Building a customer profile

By gradually building the behavioural profile of a customer when logging into a banking app, for example, the biometric authentication profile can then be used in other user journeys and channels. This could include making a payment in-store and authenticating a card payment online - not only is this convenient for the customer but it provides a massive cost saving to banks and merchants who only have to use one method of verification across their entire organisation's channels and brands.

In addition, the customer profile can be used across different devices, meaning it isn’t restricted to one device, like Face ID. This simplifies the re-registration journey for customers when they switch device and attempt to log back into their apps i.e logging back into mobile banking on a new phone.
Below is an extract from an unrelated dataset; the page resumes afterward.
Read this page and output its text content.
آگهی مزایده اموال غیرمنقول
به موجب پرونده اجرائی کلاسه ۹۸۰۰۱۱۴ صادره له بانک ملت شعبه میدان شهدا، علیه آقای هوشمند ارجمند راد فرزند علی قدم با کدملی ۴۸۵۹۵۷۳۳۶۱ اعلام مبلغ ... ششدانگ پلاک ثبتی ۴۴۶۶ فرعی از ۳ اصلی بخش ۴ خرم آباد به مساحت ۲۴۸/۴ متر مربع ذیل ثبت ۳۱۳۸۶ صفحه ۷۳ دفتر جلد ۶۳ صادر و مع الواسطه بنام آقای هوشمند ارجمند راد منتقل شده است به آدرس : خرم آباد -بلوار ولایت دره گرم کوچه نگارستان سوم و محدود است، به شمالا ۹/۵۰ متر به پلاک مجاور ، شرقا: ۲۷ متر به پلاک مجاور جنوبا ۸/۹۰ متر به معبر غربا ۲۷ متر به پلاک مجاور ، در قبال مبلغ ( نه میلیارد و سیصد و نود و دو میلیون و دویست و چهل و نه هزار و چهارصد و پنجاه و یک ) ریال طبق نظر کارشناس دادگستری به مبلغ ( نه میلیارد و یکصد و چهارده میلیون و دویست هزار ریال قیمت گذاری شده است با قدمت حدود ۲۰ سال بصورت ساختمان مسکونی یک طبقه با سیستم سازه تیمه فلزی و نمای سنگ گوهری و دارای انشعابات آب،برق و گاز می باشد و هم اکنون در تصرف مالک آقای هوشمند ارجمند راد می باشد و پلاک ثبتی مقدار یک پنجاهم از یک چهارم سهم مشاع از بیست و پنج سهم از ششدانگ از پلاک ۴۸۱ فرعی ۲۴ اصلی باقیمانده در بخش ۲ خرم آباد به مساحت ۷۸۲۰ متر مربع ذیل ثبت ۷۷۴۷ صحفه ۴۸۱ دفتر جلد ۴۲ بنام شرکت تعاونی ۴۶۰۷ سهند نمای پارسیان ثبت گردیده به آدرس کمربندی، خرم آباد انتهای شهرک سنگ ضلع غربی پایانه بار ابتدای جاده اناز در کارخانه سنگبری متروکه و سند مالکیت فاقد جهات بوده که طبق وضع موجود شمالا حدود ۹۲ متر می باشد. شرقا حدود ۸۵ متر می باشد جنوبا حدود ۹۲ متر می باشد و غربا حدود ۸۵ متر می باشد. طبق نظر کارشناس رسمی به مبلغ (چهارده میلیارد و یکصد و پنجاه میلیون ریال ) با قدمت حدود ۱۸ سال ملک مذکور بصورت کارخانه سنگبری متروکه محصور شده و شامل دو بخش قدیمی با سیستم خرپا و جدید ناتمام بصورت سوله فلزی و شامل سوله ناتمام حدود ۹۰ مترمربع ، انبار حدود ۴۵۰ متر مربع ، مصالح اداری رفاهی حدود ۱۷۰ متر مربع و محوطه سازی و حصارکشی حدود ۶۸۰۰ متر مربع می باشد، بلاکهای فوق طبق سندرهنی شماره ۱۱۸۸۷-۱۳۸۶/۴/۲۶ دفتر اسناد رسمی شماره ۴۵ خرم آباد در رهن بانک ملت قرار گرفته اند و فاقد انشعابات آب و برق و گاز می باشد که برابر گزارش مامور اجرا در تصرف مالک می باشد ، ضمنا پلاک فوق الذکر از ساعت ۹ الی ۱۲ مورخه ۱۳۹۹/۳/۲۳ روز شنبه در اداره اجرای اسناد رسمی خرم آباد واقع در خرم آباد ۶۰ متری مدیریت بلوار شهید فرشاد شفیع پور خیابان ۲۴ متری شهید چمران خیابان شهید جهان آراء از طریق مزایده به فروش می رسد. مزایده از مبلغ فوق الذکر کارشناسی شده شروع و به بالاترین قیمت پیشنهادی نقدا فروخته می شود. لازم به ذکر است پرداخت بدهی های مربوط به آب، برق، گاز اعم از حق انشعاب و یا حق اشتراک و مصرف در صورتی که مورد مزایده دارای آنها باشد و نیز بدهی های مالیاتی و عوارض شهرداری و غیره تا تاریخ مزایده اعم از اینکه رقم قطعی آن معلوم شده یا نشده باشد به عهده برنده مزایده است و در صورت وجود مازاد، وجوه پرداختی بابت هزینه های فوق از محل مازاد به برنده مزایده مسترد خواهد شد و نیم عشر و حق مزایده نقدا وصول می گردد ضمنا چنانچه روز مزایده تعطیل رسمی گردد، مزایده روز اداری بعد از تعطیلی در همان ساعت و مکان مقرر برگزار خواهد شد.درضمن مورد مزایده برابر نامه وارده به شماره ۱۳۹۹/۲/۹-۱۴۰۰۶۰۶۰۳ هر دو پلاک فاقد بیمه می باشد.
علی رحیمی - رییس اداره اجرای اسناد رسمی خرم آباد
This technology can also be used by retailers who increasingly have omnichannel operations and siloed verification solutions. Take transactions that involve Click & Collect, for example, customers could use mobile behavioural biometrics to authenticate themselves at the point of collection, instead of removing their masks for the shop assistant to ID them, again, simply by using the same behavioural biometric profile.

Passive behavioural authentication as a competitive advantage

COVID-19 forced a whole cohort of businesses online, who, at the beginning of the year, had no digital presence whatsoever. Between March and June, 85,000 businesses launched online stores or joined online marketplaces, according to research from Growth Intelligence. With more businesses online than ever before, another challenge for banks and retailers is establishing a competitive edge. These organisations need to be more open to how ‘simple and secure’ authentication can not only keep customers safe but help retain their customer base as a result of a better user experience. The passive and frictionless nature of behavioural biometrics ticks both boxes.
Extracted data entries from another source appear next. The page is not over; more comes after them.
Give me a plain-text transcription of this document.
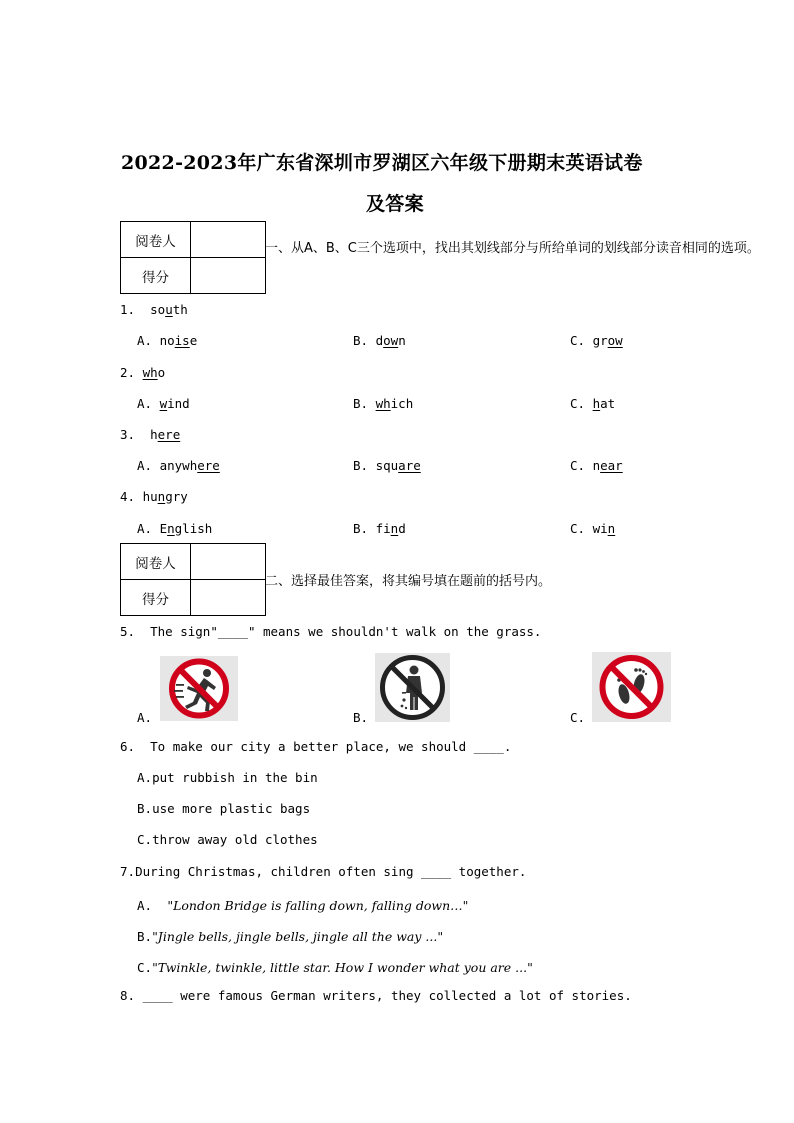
2022-2023年广东省深圳市罗湖区六年级下册期末英语试卷
及答案
阅卷人	
得分	
一、从A、B、C三个选项中，找出其划线部分与所给单词的划线部分读音相同的选项。
1. south
A. noise	B. down	C. grow
2. who
A. wind	B. which	C. hat
3. here
A. anywhere	B. square	C. near
4. hungry
A. English	B. find	C. win
阅卷人	
得分	
二、选择最佳答案，将其编号填在题前的括号内。
5. The sign"____" means we shouldn't walk on the grass.
A.	B.	C.
6. To make our city a better place, we should ____.
A.put rubbish in the bin
B.use more plastic bags
C.throw away old clothes
7.During Christmas, children often sing ____ together.
A. "London Bridge is falling down, falling down…"
B."Jingle bells, jingle bells, jingle all the way ..."
C."Twinkle, twinkle, little star. How I wonder what you are ..."
8. ____ were famous German writers, they collected a lot of stories.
Another side effect of coronavirus will be the shift towards a touchless economy – everything from supermarket shopping to travel will eventually be hands-free. Amazon Go is just the tip of the iceberg. At the moment, there is the occasional need to touch a pin pad, but behavioural biometrics removes the need to physically touch another device/pin pad to verify oneself.
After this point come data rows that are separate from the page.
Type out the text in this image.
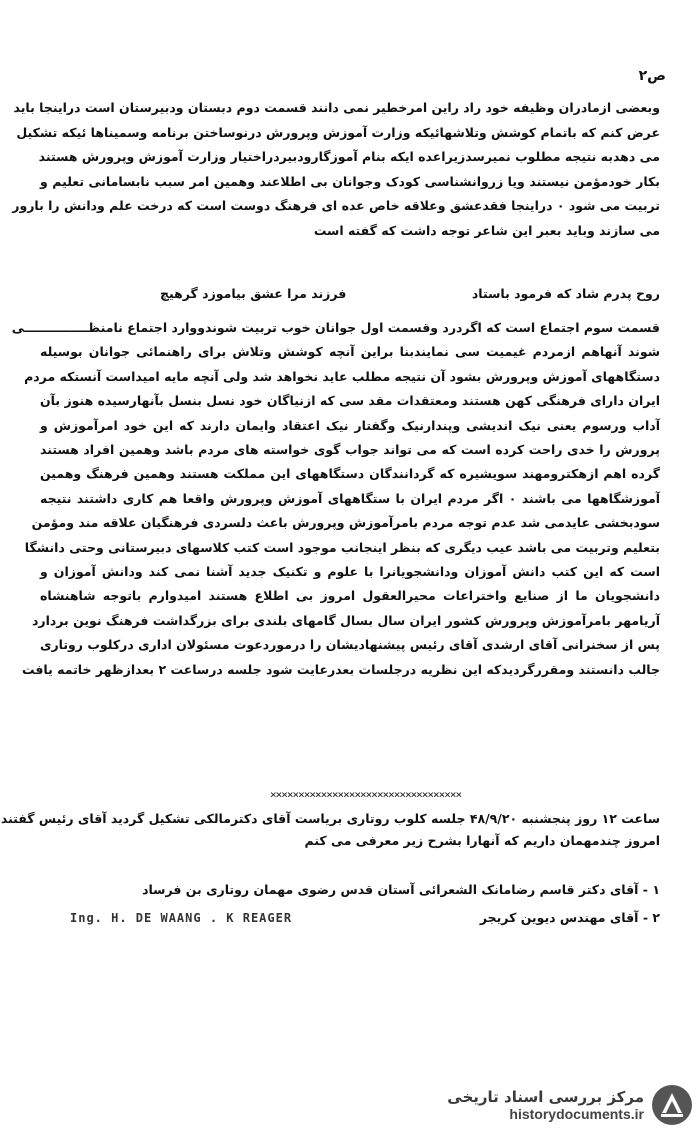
ص۲
وبعضی ازمادران وظیفه خود راد راین امرخطیر نمی دانند قسمت دوم دبستان ودبیرستان است دراینجا باید
عرض کنم که باتمام کوشش وتلاشهائیکه وزارت آموزش وپرورش درنوساختن برنامه وسمیناها ئیکه تشکیل
می دهدبه نتیجه مطلوب نمیرسدزیراعده ایکه بنام آموزگارودبیردراختیار وزارت آموزش وپرورش هستند
بکار خودمؤمن نیستند ویا زروانشناسی کودک وجوانان بی اطلاعند وهمین امر سبب نابسامانی تعلیم و
تربیت می شود ۰ دراینجا فقدعشق وعلاقه خاص عده ای فرهنگ دوست است که درخت علم ودانش را بارور
می سازند وباید بعبر این شاعر توجه داشت که گفته است
روح پدرم شاد که فرمود باستاد
فرزند مرا عشق بیاموزد گرهیچ
قسمت سوم اجتماع است که اگردرد وقسمت اول جوانان خوب تربیت شوندووارد اجتماع نامنظـــــــــــــــی
شوند آنهاهم ازمردم غیمیت سی نمایندبنا براین آنچه کوشش وتلاش برای راهنمائی جوانان بوسیله
دستگاههای آموزش وپرورش بشود آن نتیجه مطلب عاید نخواهد شد ولی آنچه مایه امیداست آنستکه مردم
ایران دارای فرهنگی کهن هستند ومعتقدات مقد سی که ازنیاگان خود نسل بنسل بآنهارسیده هنوز بآن
آداب ورسوم یعنی نیک اندیشی وپندارنیک وگفتار نیک اعتقاد وایمان دارند که این خود امرآموزش و
پرورش را خدی راحت کرده است که می تواند جواب گوی خواسته های مردم باشد وهمین افراد هستند
گرده اهم ازهکترومهند سویشیره که گردانندگان دستگاههای این مملکت هستند وهمین فرهنگ وهمین
آموزشگاهها می باشند ۰ اگر مردم ایران با ستگاههای آموزش وپرورش واقعا هم کاری داشتند نتیجه
سودبخشی عایدمی شد عدم توجه مردم بامرآموزش وپرورش باعث دلسردی فرهنگیان علاقه مند ومؤمن
بتعلیم وتربیت می باشد عیب دیگری که بنظر اینجانب موجود است کتب کلاسهای دبیرستانی وحتی دانشگا
است که این کتب دانش آموزان ودانشجویانرا با علوم و تکنیک جدید آشنا نمی کند ودانش آموزان و
دانشجویان ما از صنایع واختراعات محیرالعقول امروز بی اطلاع هستند امیدوارم باتوجه شاهنشاه
آریامهر بامرآموزش وپرورش کشور ایران سال بسال گامهای بلندی برای بزرگداشت فرهنگ نوین بردارد
پس از سخنرانی آقای ارشدی آقای رئیس پیشنهادیشان را درموردعوت مسئولان اداری درکلوب روتاری
جالب دانستند ومقررگردیدکه این نظریه درجلسات بعدرعایت شود جلسه درساعت ۲ بعدازظهر خاتمه یافت
××××××××××××××××××××××××××××××××××
ساعت ۱۲ روز پنجشنبه ۴۸/۹/۲۰ جلسه کلوب روتاری بریاست آقای دکترمالکی تشکیل گردید آقای رئیس گفتند
امروز چندمهمان داریم که آنهارا بشرح زیر معرفی می کنم
۱ - آقای دکتر قاسم رضامانک الشعرائی آستان قدس رضوی مهمان روتاری بن فرساد
۲ - آقای مهندس دیوین کریجر
Ing. H. DE WAANG . K REAGER
مرکز بررسی اسناد تاریخی
historydocuments.ir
Whilst wearing masks protects us from COVID-19, the continued use of facial recognition can have a counter effect by exposing the individual in public and can cause challenges in protecting our identity or security. For businesses, the resulting cumbersome user experience could prove a real issue if customers get frustrated and choose to shop and bank elsewhere. Behavioural biometrics can remediate both of these challenges. Beyond the fact that the technology is more secure and user-friendly, it also has strategic uses when utilised across multiple platforms, channels and business areas. That’s why those organisations who embrace behavioural biometrics now will quickly gain a critical advantage.